Web services, in the context of mobile computing, is all about the notion of devices that can move in and out of service areas, and at the same time find and leverage Web services as needed, and with the right validation. This should be a bidirectional mechanism where mobile devices can both consume and provide services; in essence the mobile device becomes a peer.
There never is just one standard, is there? In the mobile Web services world you also have to consider the Open Mobile Alliance (OMA) and their OMA Web services 1.0 specification. On June 15 the OMA announced the public availability of new and "up-leveled" mobile specifications which are built by OMA member companies, defining how wireless data services may be shared across operators, terminals and geographies. There are 350 member companies in the OMA.

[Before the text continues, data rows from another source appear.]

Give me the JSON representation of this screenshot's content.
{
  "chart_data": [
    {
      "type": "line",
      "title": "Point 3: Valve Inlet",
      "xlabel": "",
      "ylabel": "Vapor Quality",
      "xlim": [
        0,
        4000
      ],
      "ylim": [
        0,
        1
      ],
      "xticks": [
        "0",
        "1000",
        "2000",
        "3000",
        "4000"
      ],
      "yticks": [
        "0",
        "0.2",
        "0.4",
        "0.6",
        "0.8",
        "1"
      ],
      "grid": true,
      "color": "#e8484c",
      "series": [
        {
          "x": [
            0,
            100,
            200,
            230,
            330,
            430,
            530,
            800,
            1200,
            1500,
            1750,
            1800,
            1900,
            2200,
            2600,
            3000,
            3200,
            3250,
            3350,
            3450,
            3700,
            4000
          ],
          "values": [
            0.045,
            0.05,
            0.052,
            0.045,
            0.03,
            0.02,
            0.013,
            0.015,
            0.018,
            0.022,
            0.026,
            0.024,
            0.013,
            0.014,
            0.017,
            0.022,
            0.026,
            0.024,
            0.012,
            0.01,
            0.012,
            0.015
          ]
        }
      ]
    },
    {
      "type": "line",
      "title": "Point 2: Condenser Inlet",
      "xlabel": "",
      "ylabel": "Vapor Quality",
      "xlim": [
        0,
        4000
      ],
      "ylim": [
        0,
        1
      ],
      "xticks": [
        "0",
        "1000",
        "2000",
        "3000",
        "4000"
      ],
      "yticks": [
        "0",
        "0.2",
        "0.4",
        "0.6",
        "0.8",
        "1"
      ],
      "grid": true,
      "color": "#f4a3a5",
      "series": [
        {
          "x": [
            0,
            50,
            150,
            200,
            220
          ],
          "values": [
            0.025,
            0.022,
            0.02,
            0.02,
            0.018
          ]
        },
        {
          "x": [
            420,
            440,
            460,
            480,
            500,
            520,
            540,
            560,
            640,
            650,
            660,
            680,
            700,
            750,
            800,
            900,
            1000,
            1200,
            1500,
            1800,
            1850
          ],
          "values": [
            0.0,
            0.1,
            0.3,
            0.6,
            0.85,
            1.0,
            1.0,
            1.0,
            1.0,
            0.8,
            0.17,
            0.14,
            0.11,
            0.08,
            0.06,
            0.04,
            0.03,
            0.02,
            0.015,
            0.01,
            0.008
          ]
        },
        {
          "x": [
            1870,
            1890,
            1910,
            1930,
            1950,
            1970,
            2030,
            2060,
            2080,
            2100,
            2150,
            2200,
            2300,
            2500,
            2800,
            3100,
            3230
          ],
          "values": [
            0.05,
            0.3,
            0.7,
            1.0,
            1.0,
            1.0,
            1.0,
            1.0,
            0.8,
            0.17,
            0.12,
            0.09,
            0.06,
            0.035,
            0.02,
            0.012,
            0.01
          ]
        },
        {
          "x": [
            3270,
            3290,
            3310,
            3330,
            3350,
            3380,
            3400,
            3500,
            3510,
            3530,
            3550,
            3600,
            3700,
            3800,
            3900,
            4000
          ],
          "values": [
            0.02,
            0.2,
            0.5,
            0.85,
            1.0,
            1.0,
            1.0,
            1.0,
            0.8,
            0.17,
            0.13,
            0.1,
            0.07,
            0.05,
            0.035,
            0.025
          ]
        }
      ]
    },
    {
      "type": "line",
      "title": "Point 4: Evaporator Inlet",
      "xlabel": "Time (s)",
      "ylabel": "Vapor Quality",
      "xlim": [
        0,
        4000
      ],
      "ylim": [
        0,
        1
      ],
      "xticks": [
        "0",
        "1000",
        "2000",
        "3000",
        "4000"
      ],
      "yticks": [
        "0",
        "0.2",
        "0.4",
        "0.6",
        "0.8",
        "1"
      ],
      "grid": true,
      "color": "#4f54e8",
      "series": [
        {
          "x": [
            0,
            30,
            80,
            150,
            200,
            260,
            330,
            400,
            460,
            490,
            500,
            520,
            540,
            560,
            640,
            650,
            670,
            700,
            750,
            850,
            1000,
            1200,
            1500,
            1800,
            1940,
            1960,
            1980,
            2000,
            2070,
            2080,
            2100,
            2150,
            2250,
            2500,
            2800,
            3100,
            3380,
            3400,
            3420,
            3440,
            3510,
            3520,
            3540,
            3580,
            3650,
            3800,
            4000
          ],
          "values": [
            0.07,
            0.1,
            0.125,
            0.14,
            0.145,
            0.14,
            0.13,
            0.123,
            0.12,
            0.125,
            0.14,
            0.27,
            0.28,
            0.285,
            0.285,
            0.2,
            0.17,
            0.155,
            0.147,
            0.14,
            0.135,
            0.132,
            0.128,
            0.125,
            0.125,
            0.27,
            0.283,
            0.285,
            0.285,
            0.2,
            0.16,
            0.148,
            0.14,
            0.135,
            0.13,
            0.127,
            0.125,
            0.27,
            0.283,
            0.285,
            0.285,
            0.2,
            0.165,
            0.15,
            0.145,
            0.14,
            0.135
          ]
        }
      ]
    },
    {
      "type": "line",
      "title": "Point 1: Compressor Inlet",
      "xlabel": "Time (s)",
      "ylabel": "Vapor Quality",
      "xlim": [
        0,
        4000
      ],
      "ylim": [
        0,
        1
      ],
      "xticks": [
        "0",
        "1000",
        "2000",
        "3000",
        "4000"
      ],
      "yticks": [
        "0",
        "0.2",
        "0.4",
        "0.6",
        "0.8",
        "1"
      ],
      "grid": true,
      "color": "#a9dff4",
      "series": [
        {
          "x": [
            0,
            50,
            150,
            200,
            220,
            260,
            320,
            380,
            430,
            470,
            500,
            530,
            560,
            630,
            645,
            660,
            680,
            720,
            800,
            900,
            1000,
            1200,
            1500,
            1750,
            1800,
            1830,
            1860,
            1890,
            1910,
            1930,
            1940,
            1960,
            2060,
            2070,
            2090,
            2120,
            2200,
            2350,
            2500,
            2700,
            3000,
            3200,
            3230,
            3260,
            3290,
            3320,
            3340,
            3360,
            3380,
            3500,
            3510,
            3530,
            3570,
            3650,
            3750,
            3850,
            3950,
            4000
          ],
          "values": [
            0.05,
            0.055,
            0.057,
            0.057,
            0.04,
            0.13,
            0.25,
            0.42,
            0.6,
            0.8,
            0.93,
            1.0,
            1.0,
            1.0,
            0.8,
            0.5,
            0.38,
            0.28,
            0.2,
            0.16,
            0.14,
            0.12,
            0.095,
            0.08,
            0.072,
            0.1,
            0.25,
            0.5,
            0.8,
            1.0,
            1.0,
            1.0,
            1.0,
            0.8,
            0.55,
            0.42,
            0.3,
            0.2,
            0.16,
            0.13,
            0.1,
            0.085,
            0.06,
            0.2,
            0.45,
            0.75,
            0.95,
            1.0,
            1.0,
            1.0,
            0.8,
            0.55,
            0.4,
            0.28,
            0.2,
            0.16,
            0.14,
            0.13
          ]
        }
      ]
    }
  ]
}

This standard, like the Nokia announcement, defines how Web services may be exposed, discovered, and consumed using standard Web services technologies. The OMA Mobile Locations Protocol defines a core set of operations that the location server is able to perform, and the OMA Online Certificate Status Protocol defines a protocol for trusted certificate validation.
The goal of this specification is to provide guidelines for Web services implementations within the OMA architecture, and how to leverage SOA in the world of mobile devices. Moreover, the specification ensures interoperability across servers and terminals supporting Web services protocols.
Moreover, this specification defines security threats and services, privacy and identity management, messaging and transaction, as well as policy and system management. Also, it defines the ability to deploy OMA Web services such that the processing associated with common, cross-enabler capabilities may be factored out of individual Service Enablers and delegated to other entities. Finally, the specification defines the ability to automate the discovery and use of policy information that governs Web services interactions.